Joost van Dijk, consultant water management at Nelen & Schuurmans
Thomas Berends, consultant water management at Nelen & Schuurmans
Hydrodynamic software such as 3Di Watermanagement is able to calculate and simulate real-world scenarios and adjust them. This way, water experts can predict and mitigate the impact of pluvial, fluvial and coastal floods, perform climate impact studies and make hydraulic designs of open water channel and sewer networks. 3Di allows to model interactively and visualize the results on two dimensions like maps and cross sections. Often, decision-makers, firefighters or emergency responders experience difficulties by interpreting visual outcomes of hydrodynamic studies correctly, especially during a crisis. To them, the propagation of the flood, water levels or flow patterns make more sense if it’s projected in an 3D-environment. First of all, a 3D representation of the streets, buildings or landmarks allow users to quickly familiarize themselves with the surrounding. Secondly, the visual aspect of water accumulating next to a building supports decision making, such that first responders can quickly assess the severity of the situation and in combination with the buildings if vertical or horizontal evacuation is the best option.
Digital Twins are more often used as the digital equivalent of the actual, physical real-world to serve effectively for practical purposes. In this EU-Horizon project, the data-to-visualization time will be decreased to speed-up the availability of new information if for example the prospects of a propagating flood changes. 3D Tiles is designed for streaming and rendering massive 3D geospatial content such as 3D Buildings but can also be used to deliver renderable hydrodynamic simulation data, such as water levels.
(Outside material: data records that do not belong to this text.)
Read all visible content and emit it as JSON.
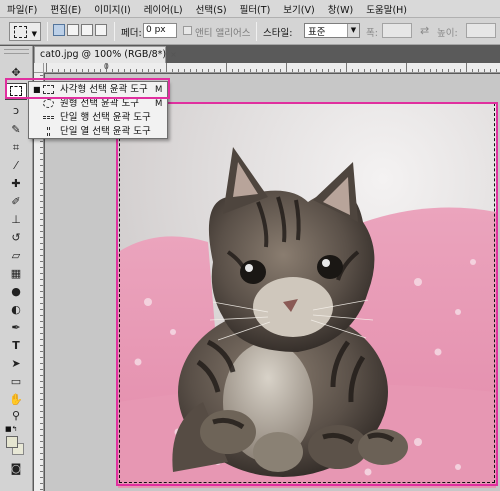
{
  "menubar": [
    "파일(F)",
    "편집(E)",
    "이미지(I)",
    "레이어(L)",
    "선택(S)",
    "필터(T)",
    "보기(V)",
    "창(W)",
    "도움말(H)"
  ],
  "options": {
    "feather_label": "페더:",
    "feather_value": "0 px",
    "antialias_label": "앤티 앨리어스",
    "style_label": "스타일:",
    "style_value": "표준",
    "width_label": "폭:",
    "swap_icon": "⇄",
    "height_label": "높이:"
  },
  "document": {
    "tab_title": "cat0.jpg @ 100% (RGB/8*)",
    "close": "×",
    "ruler_zero": "0"
  },
  "flyout": {
    "items": [
      {
        "label": "사각형 선택 윤곽 도구",
        "key": "M",
        "icon": "rect-marquee-icon",
        "active": true
      },
      {
        "label": "원형 선택 윤곽 도구",
        "key": "M",
        "icon": "elliptical-marquee-icon",
        "active": false
      },
      {
        "label": "단일 행 선택 윤곽 도구",
        "key": "",
        "icon": "single-row-marquee-icon",
        "active": false
      },
      {
        "label": "단일 열 선택 윤곽 도구",
        "key": "",
        "icon": "single-column-marquee-icon",
        "active": false
      }
    ],
    "bullet": "■"
  },
  "colors": {
    "highlight": "#e0309f",
    "foreground": "#e5e5d0",
    "background": "#e8e8d6"
  },
  "tools": [
    {
      "name": "move-tool",
      "glyph": "✥"
    },
    {
      "name": "marquee-tool",
      "glyph": ""
    },
    {
      "name": "lasso-tool",
      "glyph": "ↄ"
    },
    {
      "name": "quick-selection-tool",
      "glyph": "✎"
    },
    {
      "name": "crop-tool",
      "glyph": "⌗"
    },
    {
      "name": "eyedropper-tool",
      "glyph": "⁄"
    },
    {
      "name": "spot-healing-tool",
      "glyph": "✚"
    },
    {
      "name": "brush-tool",
      "glyph": "✐"
    },
    {
      "name": "clone-stamp-tool",
      "glyph": "⊥"
    },
    {
      "name": "history-brush-tool",
      "glyph": "↺"
    },
    {
      "name": "eraser-tool",
      "glyph": "▱"
    },
    {
      "name": "gradient-tool",
      "glyph": "▦"
    },
    {
      "name": "blur-tool",
      "glyph": "●"
    },
    {
      "name": "dodge-tool",
      "glyph": "◐"
    },
    {
      "name": "pen-tool",
      "glyph": "✒"
    },
    {
      "name": "type-tool",
      "glyph": "T"
    },
    {
      "name": "path-selection-tool",
      "glyph": "➤"
    },
    {
      "name": "shape-tool",
      "glyph": "▭"
    },
    {
      "name": "hand-tool",
      "glyph": "✋"
    },
    {
      "name": "zoom-tool",
      "glyph": "⚲"
    },
    {
      "name": "quick-mask-tool",
      "glyph": "◙"
    }
  ]
}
Based on the latest meteorological forecasts and ground-truth data, new simulations will be executed which results in updated water levels and flow patterns. 3Di calculates these individual parameters per timestep per calculation cell for the simulation period and processes the results in 2D-formatted raster data such as GeoTIFF or netCDF formats. Due to new developments in this project, the results per timestep are now automatically translated into 3D Water Tiles, following the Open Geospatial Consortium (OGC) standards.
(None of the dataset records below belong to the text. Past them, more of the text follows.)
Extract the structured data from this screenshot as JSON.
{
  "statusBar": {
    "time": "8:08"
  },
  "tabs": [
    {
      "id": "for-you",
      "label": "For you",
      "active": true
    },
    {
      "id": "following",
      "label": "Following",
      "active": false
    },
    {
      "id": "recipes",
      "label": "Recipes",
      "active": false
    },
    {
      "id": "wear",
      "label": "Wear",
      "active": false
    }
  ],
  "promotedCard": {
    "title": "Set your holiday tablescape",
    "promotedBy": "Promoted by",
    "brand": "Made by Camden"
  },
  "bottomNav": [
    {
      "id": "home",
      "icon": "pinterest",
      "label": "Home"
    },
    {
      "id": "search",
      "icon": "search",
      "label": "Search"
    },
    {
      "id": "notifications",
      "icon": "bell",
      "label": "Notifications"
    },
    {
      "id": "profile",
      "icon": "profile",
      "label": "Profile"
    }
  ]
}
The visualization of 3D Water tiles in combination with other 3D tiles like infrastructure, buildings, etc. requires the information to be in the right geospatial projection and datum. The 2D-hydrodynamic simulation output of 3Di are water depths. These water depths are calculated at the centroid of calculation cells while the physics of mass-balance equations are preserved at a high-resolution subgrid level. For correct representation in digital twins, the water depth output needs to be translated in water levels. The translation faces some challenges because the bathymetry of the model can be different from the elevation model used in the digital twin. Especially during crisis if the infrastructure will be demolished by floods and e.g. the elevation of the model will be updated to simulate the obstruction of water due to a collapsed bridge. Rapid processing of 2D hydrodynamic data and elevation data into 3D tiles is required and will be developed in this project to make sure the emergency response service can act adequately based on simulations close to the real-world simulations.
Because of the development 3D Water Tiles from hydrodynamic simulation results, these can be used immediately in 3D-models to be shown in a Digital Twin environment, projected on the SmartDesk directly to end-users.